Dans le mythe grec, Eurydice meurt par la morsure d'un serpent. Prisonnière du royaume des morts, Orphée descend aux Enfers pour tenter de la ramener avec lui, mais à condition qu'il ne se retourne pas pour la regarder. N'ayant pas pu résister, Orphée perd à jamais Eurydice.

Dans la version de Marcel Camus, Eurydice, jeune fille timide et innocente, tente de fuir la mort et trouve refuge chez sa cousine Serafina à Rio de Janeiro. Elle rencontre alors Orphée, conducteur de tramway dont on admire les talents de danseur et guitariste qu'il possède. Ce grand séducteur est idolâtré par tout le village, notamment deux petits garçons, qui voient en lui une sorte de dieu, capable de faire lever le soleil par son chant. Eurydice se laisse charmer par la musique d'Orphée, et va alors naître une réelle histoire d'amour entre les deux amants, bien que le jeune homme soit déjà fiancé à la sulfureuse Mira, désormais jalouse et ennemi d'Eurydice.

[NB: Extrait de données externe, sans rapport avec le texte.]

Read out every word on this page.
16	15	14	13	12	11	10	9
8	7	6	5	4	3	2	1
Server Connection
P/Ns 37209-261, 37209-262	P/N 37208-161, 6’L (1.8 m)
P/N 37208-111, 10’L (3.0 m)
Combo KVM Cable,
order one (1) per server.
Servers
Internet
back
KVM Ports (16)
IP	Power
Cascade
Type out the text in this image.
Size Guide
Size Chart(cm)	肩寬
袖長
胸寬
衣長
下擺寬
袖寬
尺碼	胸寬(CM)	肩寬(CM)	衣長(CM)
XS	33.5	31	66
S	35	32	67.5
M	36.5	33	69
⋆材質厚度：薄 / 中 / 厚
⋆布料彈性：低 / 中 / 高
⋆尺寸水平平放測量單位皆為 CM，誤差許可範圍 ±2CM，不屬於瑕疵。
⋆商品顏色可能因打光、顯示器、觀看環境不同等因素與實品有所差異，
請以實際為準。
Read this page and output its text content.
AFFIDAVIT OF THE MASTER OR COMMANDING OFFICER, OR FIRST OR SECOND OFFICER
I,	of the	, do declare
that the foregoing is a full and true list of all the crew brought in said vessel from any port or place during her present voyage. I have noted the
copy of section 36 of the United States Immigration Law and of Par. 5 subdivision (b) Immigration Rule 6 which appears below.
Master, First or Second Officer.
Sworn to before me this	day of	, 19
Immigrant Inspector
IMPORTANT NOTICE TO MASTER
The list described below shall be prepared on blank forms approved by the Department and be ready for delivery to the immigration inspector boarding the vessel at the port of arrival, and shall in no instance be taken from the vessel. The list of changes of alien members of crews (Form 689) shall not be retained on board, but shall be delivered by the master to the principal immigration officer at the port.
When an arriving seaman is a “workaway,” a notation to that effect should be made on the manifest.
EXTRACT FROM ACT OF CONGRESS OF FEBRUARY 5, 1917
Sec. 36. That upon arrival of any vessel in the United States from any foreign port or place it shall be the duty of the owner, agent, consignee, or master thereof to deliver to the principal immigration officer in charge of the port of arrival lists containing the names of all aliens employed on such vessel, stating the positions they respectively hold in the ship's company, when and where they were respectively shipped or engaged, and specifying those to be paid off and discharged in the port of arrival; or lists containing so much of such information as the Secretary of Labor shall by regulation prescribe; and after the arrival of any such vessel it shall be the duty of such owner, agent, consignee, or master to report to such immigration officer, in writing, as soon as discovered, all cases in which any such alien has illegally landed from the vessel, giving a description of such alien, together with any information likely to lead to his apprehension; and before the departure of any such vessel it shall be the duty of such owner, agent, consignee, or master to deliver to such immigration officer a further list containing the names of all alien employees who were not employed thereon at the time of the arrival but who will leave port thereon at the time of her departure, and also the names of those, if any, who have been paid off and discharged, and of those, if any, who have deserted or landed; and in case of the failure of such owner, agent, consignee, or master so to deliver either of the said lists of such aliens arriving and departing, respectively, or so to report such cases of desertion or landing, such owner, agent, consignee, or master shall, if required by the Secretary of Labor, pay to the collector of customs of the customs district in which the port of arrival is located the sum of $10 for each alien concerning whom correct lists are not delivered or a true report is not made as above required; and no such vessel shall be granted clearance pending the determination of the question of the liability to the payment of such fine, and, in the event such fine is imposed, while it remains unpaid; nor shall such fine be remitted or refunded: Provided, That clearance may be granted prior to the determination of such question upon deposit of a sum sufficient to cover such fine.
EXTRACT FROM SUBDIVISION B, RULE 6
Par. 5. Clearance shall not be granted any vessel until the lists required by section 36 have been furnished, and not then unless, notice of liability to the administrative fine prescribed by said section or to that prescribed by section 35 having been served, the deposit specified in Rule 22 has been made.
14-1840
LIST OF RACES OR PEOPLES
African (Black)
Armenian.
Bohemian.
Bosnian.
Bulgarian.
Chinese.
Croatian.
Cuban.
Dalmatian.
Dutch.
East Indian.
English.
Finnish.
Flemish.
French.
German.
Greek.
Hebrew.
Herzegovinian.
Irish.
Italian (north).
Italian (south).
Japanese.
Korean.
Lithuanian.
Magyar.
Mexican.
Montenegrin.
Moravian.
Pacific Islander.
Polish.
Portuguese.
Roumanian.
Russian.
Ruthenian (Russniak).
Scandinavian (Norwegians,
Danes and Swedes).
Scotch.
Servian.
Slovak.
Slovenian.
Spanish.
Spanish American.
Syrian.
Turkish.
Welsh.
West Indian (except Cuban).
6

Malgré une version qui met en scène une nouvelle interprétation du mythe, les références à celui-ci sont nombreuses.. En effet, lorsque Orfeo se trouve à l'entrée du lieu où un rituel permettant de communiquer avec l'au-delà se déroule, ce dernier est gardé par un chien nommé Cerbère. Ici Marcel Camus fait bien évidemment référence au chien à trois têtes, défenseur des Enfers, dans la mythologie grecque. Le personnage d'Hermès, lui, tient le rôle du guide, du messager, comme dans la mythologie, pour Orphée et Eurydice. Il aide la jeune fille à trouver sa cousine lorsqu'elle arrive à Rio, perdue : « il va la retrouver, il retrouve toujours tout ». Il apparaît comme le gardien du lieu où il rencontre Eurydice, c'est également le lieu où elle mourra : Hermès est également, en mythologie, le gardien des routes et des carrefour, ainsi dans ce lieu Eurydice pourrait se trouver au « carrefour » de la vie et de la mort.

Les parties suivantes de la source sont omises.